Um welche durchschnittlichen Beträge müssten die Entgelte des freiwilligen Wehrdienstes erhöht werden, um nach der geplanten Gesetzesänderung weiterhin Nettoentgelte in der jetzigen Höhe zu erzielen, wenn unterstellt wird, dass die Leistenden keine weiteren Einkünfte erzielen, und welche haushälterischen Gesamtbelastungen würden sich hieraus insgesamt ergeben (bitte mit Begründung)?
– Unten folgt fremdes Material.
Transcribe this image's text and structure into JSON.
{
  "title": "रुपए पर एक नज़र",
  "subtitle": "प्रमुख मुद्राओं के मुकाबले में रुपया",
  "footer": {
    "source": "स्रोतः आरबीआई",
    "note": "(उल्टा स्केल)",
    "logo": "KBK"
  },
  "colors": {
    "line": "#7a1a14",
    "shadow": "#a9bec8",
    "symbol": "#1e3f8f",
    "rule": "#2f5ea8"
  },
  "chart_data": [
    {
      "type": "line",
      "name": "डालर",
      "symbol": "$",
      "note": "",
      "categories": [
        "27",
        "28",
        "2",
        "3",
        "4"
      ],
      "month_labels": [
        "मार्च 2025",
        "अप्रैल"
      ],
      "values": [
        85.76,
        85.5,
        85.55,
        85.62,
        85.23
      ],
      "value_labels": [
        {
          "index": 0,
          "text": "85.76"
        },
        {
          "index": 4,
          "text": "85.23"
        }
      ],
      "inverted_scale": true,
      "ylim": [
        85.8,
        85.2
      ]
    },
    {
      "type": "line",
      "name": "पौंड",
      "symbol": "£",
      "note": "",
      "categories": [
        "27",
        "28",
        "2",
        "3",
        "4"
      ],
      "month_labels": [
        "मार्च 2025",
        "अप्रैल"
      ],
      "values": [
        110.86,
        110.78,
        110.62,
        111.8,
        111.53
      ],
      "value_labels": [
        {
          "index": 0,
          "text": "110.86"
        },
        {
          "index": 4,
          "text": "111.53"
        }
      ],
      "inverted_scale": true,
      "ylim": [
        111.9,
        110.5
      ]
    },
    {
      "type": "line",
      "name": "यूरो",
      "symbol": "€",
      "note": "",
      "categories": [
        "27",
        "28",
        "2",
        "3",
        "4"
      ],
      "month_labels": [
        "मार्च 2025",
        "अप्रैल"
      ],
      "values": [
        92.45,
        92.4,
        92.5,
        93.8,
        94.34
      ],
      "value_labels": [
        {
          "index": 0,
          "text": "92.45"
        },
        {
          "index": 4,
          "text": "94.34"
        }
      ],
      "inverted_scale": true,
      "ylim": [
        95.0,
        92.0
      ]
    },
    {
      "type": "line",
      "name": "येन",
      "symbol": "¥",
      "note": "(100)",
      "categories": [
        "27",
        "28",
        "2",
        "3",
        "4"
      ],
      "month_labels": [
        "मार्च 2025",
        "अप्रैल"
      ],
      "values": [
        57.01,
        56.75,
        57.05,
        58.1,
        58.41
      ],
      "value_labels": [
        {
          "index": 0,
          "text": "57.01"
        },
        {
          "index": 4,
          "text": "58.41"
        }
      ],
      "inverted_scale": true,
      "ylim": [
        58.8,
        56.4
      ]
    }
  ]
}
Mit welchen zusätzlichen Bürokratiekosten rechnet die Bundesregierung infolge der geplanten Besteuerung des freiwilligen Wehrdienstes und den damit verbundenen Pflichten bei den Sozialversicherungen, dem Lohnsteuerabzugsverfahren und der Einpflege bisher nicht erbrachter Ersatzbescheinigungen hinsichtlich der Lohnsteuerklasse (bitte mit Begründung)?
Wie beurteilt die Bundesregierung den Vorschlag, die Entgelte für die freiwilligen Dienste steuerfrei zu stellen, gleichwohl aber dem Progressionsvorbehalt zu unterwerfen (bitte mit Begründung)?
Können die Entgelte für die freiwilligen Dienste auch durch den Arbeitgeber (gegebenenfalls pauschaliert) besteuert werden (bitte mit Nennung der Rechtsnorm und möglichen Kosten bei pauschalierter Besteuerung für die Bundeswehr, die Arbeitgeber des Bundesfreiwilligendienstes)?